Ling is a child in China during the waning years of Mao's Cultural Revolution. She and her mother struggle to survive as food grows scarce and is rationed, electricity is interrupted, her doctor parents lose their jobs, and a political officer moves into their apartment, with the family getting no say in the matter. Ling's father is taken away to jail, she is targeted by bullies at school, and the family is persecuted by the Red Guards.
Is it any good?
As a storybook heroine, Ling is very relatable; her determined defiance of the bullies and Red Guards is admirable, exciting, and satisfying. The events of the book, carefully described so as not to be too overwhelming to the younger reader, often seem like escapades or adventures. Her growth in maturity and inner strength makes this as much a coming-of-age novel as an historical one. All of these features make it an excellent introduction for upper elementary and middle school readers to this frightening period in Chinese history.
To a Western child growing up in comfort and privilege, stories of the Chinese Cultural Revolution can be hard to understand as history. It can seem more like a tale of an insane asylum where the inmates have taken over, and the lack of sense and logic can be almost as frightening as the violence. Compestine's decision to fictionalize her memoir was a good one; it makes the history far more approachable than, say, a book such as Red Scarf Girl: A Memoir of the Cultural Revolution by Ji-li Jiang, which is more realistic but, by the same token, harder to relate to. REVOLUTION IS NOT A DINNER PARTY won many awards, including the California Book Award for Young Adult Fiction, made the 2007 Publisher's Weekly Best Children's Fiction list, and was named one of the American Library Association's Best Books for Young Adults in 2008, and was nominated for the California Young Readers Medal in 2012.
Talk to your kids about ...
Families can talk about the Cultural Revolution.

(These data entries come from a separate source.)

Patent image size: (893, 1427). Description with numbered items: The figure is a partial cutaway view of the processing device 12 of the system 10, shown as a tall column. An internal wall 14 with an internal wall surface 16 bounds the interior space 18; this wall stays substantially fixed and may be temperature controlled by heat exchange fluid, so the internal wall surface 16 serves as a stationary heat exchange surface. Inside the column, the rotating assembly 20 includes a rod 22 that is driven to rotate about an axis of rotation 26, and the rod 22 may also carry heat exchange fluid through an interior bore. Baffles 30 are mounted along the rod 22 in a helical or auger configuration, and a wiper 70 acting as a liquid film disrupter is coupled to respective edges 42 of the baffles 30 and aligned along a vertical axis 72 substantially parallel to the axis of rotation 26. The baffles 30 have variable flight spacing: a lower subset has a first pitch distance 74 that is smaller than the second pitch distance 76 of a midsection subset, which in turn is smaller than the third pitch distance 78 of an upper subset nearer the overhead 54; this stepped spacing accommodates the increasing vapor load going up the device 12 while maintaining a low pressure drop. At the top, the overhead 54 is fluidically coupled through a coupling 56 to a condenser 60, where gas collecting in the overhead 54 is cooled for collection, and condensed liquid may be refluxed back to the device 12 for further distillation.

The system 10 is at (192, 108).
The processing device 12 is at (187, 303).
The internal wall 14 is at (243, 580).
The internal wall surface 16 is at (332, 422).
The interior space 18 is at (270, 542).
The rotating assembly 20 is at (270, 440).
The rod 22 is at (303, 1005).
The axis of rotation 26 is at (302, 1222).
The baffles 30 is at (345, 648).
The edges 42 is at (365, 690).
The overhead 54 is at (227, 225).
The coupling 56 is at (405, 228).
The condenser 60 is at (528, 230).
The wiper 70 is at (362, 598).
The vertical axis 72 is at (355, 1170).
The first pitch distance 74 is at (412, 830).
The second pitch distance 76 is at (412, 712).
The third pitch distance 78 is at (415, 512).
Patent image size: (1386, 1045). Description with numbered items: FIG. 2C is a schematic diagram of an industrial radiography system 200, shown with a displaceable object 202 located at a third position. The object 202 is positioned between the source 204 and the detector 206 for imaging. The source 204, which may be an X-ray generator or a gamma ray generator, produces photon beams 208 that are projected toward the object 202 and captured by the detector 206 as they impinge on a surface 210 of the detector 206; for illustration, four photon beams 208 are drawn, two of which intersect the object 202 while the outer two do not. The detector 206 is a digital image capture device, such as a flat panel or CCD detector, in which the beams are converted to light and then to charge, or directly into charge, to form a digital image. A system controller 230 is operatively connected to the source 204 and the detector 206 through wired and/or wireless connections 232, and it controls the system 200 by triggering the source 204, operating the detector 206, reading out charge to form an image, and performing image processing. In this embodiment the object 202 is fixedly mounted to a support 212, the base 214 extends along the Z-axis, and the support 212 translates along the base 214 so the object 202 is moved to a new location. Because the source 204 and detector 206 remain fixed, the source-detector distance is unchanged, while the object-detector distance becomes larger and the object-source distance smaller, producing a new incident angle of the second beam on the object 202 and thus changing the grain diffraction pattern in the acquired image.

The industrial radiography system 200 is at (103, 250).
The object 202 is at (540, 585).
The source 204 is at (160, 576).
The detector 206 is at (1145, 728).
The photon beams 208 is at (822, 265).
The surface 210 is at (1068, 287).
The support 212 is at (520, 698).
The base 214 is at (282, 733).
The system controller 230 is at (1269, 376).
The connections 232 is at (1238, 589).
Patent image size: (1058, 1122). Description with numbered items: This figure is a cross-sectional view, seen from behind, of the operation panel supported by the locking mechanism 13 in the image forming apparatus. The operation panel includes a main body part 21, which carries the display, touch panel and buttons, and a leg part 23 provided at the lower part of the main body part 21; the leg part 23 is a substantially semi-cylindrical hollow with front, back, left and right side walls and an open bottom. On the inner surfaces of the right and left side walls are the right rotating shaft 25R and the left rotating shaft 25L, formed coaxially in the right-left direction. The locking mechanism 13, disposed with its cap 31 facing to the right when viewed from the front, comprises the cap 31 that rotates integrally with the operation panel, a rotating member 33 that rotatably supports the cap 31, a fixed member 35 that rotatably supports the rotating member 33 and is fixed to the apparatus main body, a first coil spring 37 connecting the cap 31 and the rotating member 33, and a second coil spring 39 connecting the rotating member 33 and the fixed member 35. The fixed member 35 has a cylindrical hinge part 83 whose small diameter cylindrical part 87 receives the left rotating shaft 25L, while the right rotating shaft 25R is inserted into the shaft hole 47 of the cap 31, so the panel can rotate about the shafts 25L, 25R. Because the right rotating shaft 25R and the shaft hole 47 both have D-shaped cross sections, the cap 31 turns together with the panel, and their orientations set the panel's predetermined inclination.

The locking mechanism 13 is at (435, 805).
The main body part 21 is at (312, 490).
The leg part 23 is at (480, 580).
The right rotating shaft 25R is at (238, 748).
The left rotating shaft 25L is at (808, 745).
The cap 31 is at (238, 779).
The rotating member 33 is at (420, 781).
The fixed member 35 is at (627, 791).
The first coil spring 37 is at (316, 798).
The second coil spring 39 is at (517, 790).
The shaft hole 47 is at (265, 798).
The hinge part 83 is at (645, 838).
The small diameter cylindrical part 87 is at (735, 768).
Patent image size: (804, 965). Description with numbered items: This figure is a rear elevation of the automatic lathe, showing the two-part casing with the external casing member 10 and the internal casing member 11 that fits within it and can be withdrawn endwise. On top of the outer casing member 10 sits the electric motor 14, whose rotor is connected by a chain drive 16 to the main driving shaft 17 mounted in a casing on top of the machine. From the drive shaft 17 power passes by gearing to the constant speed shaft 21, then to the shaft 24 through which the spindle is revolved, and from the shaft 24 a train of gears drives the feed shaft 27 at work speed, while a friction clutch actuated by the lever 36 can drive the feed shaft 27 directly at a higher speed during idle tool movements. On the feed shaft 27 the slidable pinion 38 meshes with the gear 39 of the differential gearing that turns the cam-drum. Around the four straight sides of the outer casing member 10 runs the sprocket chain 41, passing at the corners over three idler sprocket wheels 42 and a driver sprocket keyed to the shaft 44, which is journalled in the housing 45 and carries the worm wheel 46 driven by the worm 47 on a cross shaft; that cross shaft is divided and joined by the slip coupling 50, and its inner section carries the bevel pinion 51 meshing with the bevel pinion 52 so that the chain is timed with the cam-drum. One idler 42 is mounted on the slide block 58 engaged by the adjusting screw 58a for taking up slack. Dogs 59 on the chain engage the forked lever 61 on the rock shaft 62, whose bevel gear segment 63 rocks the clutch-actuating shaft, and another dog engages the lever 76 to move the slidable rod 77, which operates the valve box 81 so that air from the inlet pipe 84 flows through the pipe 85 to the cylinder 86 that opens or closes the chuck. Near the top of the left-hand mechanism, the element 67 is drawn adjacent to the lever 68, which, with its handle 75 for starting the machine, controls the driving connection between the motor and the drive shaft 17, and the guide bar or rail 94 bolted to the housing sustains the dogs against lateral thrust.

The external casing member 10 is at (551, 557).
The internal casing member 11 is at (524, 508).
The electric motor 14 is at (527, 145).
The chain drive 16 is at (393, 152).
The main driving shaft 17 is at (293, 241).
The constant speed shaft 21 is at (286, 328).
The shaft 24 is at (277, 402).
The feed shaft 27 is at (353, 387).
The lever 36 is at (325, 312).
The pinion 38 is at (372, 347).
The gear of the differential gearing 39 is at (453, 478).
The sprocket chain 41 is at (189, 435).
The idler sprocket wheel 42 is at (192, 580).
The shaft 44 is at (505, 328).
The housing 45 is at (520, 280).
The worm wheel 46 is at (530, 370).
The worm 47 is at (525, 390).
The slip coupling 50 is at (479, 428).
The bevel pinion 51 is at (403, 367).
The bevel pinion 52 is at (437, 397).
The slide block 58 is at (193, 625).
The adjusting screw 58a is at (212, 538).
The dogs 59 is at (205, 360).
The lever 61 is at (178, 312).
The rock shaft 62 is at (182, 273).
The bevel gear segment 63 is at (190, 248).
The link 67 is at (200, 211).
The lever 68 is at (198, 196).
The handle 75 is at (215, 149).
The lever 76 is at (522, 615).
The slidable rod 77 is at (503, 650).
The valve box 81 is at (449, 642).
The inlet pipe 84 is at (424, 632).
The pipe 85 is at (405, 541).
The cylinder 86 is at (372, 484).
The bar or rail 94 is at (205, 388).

Why was the government so harsh to its people? Why would neighbors turn each other in to be arrested? Why didn't the citizens fight back?
What are the main differences between communism and democracy as a system of government?
What do you think of Ling? Do you think you could be as strong as she is under such challenging circumstances? Can you imagine the government telling you that you have to accept a political officer moving into your home?